In my experience, real friendship is an instinctive process. It is not about a deliberate choice. Once such a chord has been struck, it will probably remain with you through your lives. Frequency of interaction and proximity are important, of course, but real friendships are not dependent on them for succor. In many ways, such friendships would represent the best that you can get in a close family relationship without the baggage that sometimes goes with them. Very often, in the latter, there could be issues of monetary misunderstandings, festering family matters and other things that preclude a more meaningful relationship. In real friendships, these have a lesser probability of happening. One because there are unlikely to be any financial transactions that could create misunderstandings and two because by their very nature, friendships are less judgmental than family relationships.

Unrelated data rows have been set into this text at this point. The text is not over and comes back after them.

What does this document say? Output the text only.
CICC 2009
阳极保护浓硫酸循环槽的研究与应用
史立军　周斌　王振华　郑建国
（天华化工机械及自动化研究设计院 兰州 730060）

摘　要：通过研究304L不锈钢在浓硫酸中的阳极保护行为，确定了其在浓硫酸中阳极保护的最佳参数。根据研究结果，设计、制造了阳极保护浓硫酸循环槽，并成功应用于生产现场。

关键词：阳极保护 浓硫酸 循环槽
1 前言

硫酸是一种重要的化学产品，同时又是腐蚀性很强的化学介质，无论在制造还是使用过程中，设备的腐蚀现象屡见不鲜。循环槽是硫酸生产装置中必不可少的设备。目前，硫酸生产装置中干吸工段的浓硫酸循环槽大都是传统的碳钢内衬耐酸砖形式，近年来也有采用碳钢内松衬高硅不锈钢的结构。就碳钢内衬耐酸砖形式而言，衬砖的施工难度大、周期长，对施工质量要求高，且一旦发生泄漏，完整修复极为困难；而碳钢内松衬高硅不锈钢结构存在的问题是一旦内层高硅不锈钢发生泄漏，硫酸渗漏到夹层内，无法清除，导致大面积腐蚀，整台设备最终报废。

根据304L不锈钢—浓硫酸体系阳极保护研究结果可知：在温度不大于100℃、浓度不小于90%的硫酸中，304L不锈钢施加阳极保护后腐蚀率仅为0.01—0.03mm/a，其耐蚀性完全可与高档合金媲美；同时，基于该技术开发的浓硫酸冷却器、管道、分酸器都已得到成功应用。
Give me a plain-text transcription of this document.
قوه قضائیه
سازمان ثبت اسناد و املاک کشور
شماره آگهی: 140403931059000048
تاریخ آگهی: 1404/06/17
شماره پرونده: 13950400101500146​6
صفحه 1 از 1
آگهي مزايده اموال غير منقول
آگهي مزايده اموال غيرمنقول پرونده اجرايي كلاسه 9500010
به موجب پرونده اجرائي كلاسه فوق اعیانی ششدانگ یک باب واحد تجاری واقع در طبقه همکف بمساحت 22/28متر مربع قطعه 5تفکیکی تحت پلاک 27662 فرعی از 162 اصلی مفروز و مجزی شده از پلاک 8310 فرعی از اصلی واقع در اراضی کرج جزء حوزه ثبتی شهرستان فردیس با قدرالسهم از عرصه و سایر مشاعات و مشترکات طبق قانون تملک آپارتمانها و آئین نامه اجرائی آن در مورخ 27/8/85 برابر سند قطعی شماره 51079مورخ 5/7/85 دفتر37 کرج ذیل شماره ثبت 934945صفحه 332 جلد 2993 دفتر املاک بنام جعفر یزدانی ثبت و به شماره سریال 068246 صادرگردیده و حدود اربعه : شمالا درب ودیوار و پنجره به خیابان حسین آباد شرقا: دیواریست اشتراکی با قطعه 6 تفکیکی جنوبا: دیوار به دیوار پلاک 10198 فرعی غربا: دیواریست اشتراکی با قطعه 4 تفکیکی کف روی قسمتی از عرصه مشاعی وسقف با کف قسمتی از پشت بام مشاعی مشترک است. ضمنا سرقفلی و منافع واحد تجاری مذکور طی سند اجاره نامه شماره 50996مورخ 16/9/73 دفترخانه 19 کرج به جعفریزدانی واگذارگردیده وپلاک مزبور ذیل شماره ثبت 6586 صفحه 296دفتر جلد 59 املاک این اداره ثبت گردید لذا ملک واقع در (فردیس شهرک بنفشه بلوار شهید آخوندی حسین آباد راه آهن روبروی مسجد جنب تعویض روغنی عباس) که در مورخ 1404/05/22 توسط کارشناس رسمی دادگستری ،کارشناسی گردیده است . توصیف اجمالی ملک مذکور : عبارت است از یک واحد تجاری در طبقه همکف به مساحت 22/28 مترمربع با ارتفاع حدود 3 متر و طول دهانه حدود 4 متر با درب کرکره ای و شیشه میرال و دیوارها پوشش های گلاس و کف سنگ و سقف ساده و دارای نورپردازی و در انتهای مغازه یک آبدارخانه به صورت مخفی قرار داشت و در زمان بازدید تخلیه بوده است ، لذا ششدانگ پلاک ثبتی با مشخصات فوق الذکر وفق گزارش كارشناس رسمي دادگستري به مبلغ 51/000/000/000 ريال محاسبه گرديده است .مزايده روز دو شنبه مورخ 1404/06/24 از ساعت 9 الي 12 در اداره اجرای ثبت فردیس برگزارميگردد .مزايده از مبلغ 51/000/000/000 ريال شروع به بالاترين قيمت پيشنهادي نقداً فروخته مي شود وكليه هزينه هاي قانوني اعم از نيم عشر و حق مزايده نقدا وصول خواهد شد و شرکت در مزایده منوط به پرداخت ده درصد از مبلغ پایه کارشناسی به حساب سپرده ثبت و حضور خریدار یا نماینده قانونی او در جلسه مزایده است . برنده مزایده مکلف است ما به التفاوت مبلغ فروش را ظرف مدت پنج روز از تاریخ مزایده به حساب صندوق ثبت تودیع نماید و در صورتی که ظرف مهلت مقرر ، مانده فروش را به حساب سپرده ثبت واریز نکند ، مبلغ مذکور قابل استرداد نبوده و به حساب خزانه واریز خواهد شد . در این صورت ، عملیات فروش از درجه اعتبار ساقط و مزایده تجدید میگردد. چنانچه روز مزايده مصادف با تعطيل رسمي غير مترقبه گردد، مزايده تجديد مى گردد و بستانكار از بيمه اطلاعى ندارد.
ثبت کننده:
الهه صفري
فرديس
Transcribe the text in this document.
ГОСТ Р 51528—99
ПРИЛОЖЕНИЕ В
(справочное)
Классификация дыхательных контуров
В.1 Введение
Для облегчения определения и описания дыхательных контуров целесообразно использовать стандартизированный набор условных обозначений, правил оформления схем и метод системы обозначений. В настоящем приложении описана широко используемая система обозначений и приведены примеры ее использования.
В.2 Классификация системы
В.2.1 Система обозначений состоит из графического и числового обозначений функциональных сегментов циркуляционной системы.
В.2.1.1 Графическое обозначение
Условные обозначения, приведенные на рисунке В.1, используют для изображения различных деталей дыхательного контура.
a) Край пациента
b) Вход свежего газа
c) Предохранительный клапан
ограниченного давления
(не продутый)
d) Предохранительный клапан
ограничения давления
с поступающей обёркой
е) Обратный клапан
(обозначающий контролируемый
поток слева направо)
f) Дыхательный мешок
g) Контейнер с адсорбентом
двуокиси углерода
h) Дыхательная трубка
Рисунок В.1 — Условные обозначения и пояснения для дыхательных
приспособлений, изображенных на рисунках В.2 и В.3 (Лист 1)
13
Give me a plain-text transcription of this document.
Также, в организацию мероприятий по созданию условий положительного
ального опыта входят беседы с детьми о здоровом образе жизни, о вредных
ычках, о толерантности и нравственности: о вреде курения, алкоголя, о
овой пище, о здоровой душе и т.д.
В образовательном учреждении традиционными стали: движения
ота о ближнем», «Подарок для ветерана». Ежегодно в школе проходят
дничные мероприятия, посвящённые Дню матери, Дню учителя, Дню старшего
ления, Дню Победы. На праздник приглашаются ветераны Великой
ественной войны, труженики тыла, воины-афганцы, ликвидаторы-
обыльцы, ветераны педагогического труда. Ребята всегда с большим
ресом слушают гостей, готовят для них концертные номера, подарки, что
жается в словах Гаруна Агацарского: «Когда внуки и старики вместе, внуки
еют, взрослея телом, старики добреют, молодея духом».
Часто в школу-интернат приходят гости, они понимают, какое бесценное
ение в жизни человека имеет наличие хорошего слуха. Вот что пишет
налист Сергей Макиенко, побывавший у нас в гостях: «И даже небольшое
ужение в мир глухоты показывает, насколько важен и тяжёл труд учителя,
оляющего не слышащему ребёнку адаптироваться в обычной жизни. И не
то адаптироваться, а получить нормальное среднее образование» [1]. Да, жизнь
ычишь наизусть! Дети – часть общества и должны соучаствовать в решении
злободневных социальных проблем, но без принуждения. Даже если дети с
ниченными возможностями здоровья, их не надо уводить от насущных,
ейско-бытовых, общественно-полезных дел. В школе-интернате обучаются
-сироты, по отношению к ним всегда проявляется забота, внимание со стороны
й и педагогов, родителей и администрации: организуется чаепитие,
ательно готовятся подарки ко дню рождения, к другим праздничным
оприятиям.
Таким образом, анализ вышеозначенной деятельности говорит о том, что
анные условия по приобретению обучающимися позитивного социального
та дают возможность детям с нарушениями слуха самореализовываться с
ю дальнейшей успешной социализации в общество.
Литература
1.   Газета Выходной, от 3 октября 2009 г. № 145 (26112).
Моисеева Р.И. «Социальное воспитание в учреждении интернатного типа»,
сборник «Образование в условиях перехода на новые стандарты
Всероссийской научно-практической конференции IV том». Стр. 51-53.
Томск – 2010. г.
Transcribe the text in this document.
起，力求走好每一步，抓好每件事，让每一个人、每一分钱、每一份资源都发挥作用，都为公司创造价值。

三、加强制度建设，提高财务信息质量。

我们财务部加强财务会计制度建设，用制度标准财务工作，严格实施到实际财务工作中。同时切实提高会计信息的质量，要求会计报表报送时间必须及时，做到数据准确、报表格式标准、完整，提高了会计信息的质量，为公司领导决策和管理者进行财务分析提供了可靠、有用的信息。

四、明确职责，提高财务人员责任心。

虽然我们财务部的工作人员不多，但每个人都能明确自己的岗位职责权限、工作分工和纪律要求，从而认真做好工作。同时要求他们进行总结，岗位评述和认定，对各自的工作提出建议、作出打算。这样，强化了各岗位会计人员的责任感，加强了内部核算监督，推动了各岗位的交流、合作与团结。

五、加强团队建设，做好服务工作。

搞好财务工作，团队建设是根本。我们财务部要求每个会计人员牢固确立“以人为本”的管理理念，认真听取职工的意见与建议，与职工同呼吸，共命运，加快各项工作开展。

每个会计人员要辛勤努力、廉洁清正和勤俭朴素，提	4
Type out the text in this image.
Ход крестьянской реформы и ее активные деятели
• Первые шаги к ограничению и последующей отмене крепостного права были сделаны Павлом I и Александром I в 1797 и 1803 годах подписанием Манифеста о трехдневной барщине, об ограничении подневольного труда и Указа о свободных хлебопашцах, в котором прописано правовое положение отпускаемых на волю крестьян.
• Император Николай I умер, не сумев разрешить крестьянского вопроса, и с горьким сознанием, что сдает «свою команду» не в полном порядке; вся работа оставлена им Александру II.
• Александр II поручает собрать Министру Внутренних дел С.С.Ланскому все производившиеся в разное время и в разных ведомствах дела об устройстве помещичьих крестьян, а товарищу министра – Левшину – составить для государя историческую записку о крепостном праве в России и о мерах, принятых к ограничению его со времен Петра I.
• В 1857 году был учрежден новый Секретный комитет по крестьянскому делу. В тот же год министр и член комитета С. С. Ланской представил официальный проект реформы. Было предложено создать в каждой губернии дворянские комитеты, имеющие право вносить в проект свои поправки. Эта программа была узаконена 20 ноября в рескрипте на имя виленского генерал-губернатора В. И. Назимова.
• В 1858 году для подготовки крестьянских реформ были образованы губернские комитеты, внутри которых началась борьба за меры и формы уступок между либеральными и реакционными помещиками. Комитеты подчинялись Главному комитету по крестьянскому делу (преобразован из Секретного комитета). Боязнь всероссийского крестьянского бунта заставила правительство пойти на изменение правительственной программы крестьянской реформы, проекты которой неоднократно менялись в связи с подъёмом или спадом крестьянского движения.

I would hasten to add that I have the very best of close family relationships and support as indeed do most of us. This is not a this vs that discussion. Rather, it is in favour of developing and maintaining those friendships and family interactions that add meaning and savour to life. Often it takes a major effort or event to break through a casual friendship and transform it into something deeply meaningful. With luck or given the right circumstances you may achieve a few such breakthroughs. Believe me a small handful of them are worth a 100 casual acquaintances.

bravo à l'amitié, the real flavour of life.